Keywords: Benchmark, Parallelism, GPU Kernel Design, Code Generation, Distributed Programming
TL;DR: Evaluating language models’ ability to generate multi-GPU kernels with 87 workloads covering parallelism strategies across the training and inference stack.
Abstract: There is growing interest in using large language models (LLMs) to write high-performance GPU kernels, with recent work showing promising results on single-GPU workloads. However, multi-GPU kernel generation remains unexplored, despite communication emerging as a dominant bottleneck in large-scale training and inference.

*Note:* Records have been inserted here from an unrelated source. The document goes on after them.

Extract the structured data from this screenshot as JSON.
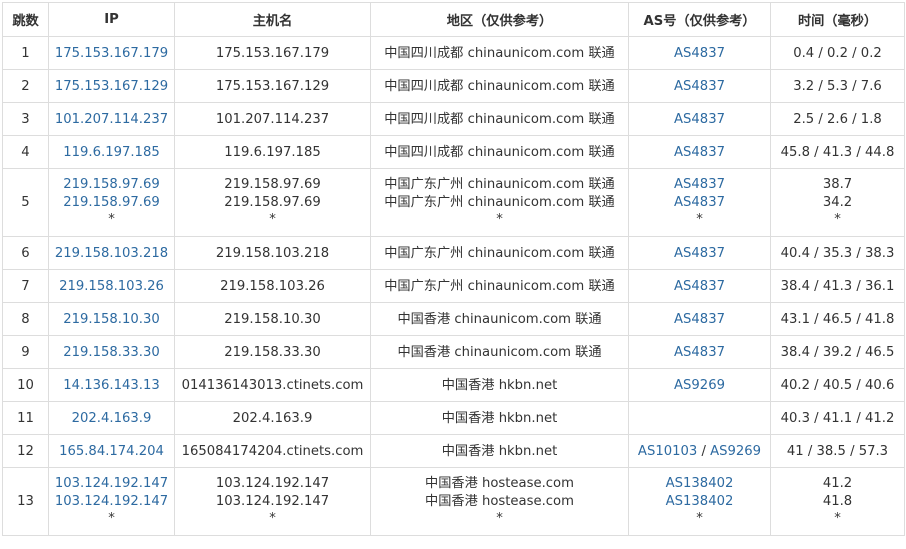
{
  "headers": {
    "hop": "跳数",
    "ip": "IP",
    "host": "主机名",
    "region": "地区（仅供参考）",
    "as": "AS号（仅供参考）",
    "time": "时间（毫秒）"
  },
  "rows": [
    {
      "hop": "1",
      "ips": [
        "175.153.167.179"
      ],
      "hosts": [
        "175.153.167.179"
      ],
      "regions": [
        "中国四川成都 chinaunicom.com 联通"
      ],
      "as": [
        [
          "AS4837"
        ]
      ],
      "times": [
        "0.4 / 0.2 / 0.2"
      ]
    },
    {
      "hop": "2",
      "ips": [
        "175.153.167.129"
      ],
      "hosts": [
        "175.153.167.129"
      ],
      "regions": [
        "中国四川成都 chinaunicom.com 联通"
      ],
      "as": [
        [
          "AS4837"
        ]
      ],
      "times": [
        "3.2 / 5.3 / 7.6"
      ]
    },
    {
      "hop": "3",
      "ips": [
        "101.207.114.237"
      ],
      "hosts": [
        "101.207.114.237"
      ],
      "regions": [
        "中国四川成都 chinaunicom.com 联通"
      ],
      "as": [
        [
          "AS4837"
        ]
      ],
      "times": [
        "2.5 / 2.6 / 1.8"
      ]
    },
    {
      "hop": "4",
      "ips": [
        "119.6.197.185"
      ],
      "hosts": [
        "119.6.197.185"
      ],
      "regions": [
        "中国四川成都 chinaunicom.com 联通"
      ],
      "as": [
        [
          "AS4837"
        ]
      ],
      "times": [
        "45.8 / 41.3 / 44.8"
      ]
    },
    {
      "hop": "5",
      "ips": [
        "219.158.97.69",
        "219.158.97.69",
        "*"
      ],
      "hosts": [
        "219.158.97.69",
        "219.158.97.69",
        "*"
      ],
      "regions": [
        "中国广东广州 chinaunicom.com 联通",
        "中国广东广州 chinaunicom.com 联通",
        "*"
      ],
      "as": [
        [
          "AS4837"
        ],
        [
          "AS4837"
        ],
        [
          "*"
        ]
      ],
      "times": [
        "38.7",
        "34.2",
        "*"
      ]
    },
    {
      "hop": "6",
      "ips": [
        "219.158.103.218"
      ],
      "hosts": [
        "219.158.103.218"
      ],
      "regions": [
        "中国广东广州 chinaunicom.com 联通"
      ],
      "as": [
        [
          "AS4837"
        ]
      ],
      "times": [
        "40.4 / 35.3 / 38.3"
      ]
    },
    {
      "hop": "7",
      "ips": [
        "219.158.103.26"
      ],
      "hosts": [
        "219.158.103.26"
      ],
      "regions": [
        "中国广东广州 chinaunicom.com 联通"
      ],
      "as": [
        [
          "AS4837"
        ]
      ],
      "times": [
        "38.4 / 41.3 / 36.1"
      ]
    },
    {
      "hop": "8",
      "ips": [
        "219.158.10.30"
      ],
      "hosts": [
        "219.158.10.30"
      ],
      "regions": [
        "中国香港 chinaunicom.com 联通"
      ],
      "as": [
        [
          "AS4837"
        ]
      ],
      "times": [
        "43.1 / 46.5 / 41.8"
      ]
    },
    {
      "hop": "9",
      "ips": [
        "219.158.33.30"
      ],
      "hosts": [
        "219.158.33.30"
      ],
      "regions": [
        "中国香港 chinaunicom.com 联通"
      ],
      "as": [
        [
          "AS4837"
        ]
      ],
      "times": [
        "38.4 / 39.2 / 46.5"
      ]
    },
    {
      "hop": "10",
      "ips": [
        "14.136.143.13"
      ],
      "hosts": [
        "014136143013.ctinets.com"
      ],
      "regions": [
        "中国香港 hkbn.net"
      ],
      "as": [
        [
          "AS9269"
        ]
      ],
      "times": [
        "40.2 / 40.5 / 40.6"
      ]
    },
    {
      "hop": "11",
      "ips": [
        "202.4.163.9"
      ],
      "hosts": [
        "202.4.163.9"
      ],
      "regions": [
        "中国香港 hkbn.net"
      ],
      "as": [
        []
      ],
      "times": [
        "40.3 / 41.1 / 41.2"
      ]
    },
    {
      "hop": "12",
      "ips": [
        "165.84.174.204"
      ],
      "hosts": [
        "165084174204.ctinets.com"
      ],
      "regions": [
        "中国香港 hkbn.net"
      ],
      "as": [
        [
          "AS10103",
          "AS9269"
        ]
      ],
      "times": [
        "41 / 38.5 / 57.3"
      ]
    },
    {
      "hop": "13",
      "ips": [
        "103.124.192.147",
        "103.124.192.147",
        "*"
      ],
      "hosts": [
        "103.124.192.147",
        "103.124.192.147",
        "*"
      ],
      "regions": [
        "中国香港 hostease.com",
        "中国香港 hostease.com",
        "*"
      ],
      "as": [
        [
          "AS138402"
        ],
        [
          "AS138402"
        ],
        [
          "*"
        ]
      ],
      "times": [
        "41.2",
        "41.8",
        "*"
      ]
    }
  ],
  "colors": {
    "link": "#2d6aa1",
    "text": "#333333",
    "border": "#dddddd"
  }
}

In this paper, we study how well LLMs can write multi-GPU kernels, a task compounded by three challenges: (1) the design space is combinatorially large, as training and inference workloads can be parallelized across tensor, expert, pipeline, data, and sequence dimensions; (2) single-GPU memory-compute roofline analysis fails to capture communication bottlenecks in multi-GPU execution; and (3) the many hardware paths available for communication (e.g., copy engine, TMA, SM instructions) each carry distinct tradeoffs. We introduce ParallelKernelBench (PKB), a benchmark and evaluation framework for multi-GPU kernel generation. Additionally, we construct a taxonomy of distributed workloads spanning different parallelism types and select 87 problems covering compositions that arise in real workloads. We contribute evaluations of frontier coding models on PKB, finding that current LLMs struggle: single-shot kernel correctness plateaus at 32% of cases, with speedup exceeding an unoverlapped baseline (PyTorch + NCCL) in only 25% of cases. We also contribute a communication-aware roofline analysis of correct kernels, finding that over 90% of baselines achieve less than 50% of peak hardware utilization. Optimized solutions to many PKB workloads are largely absent from existing open-source repositories; we highlight several LLM-generated net new kernels that outperform their reference implementations in specific regimes, including NeMo's vocab-parallel log-probability kernel (up to 2.06x), Hyena CP (up to 1.72x), and SAM3 IoU suppression (up to 1.40x).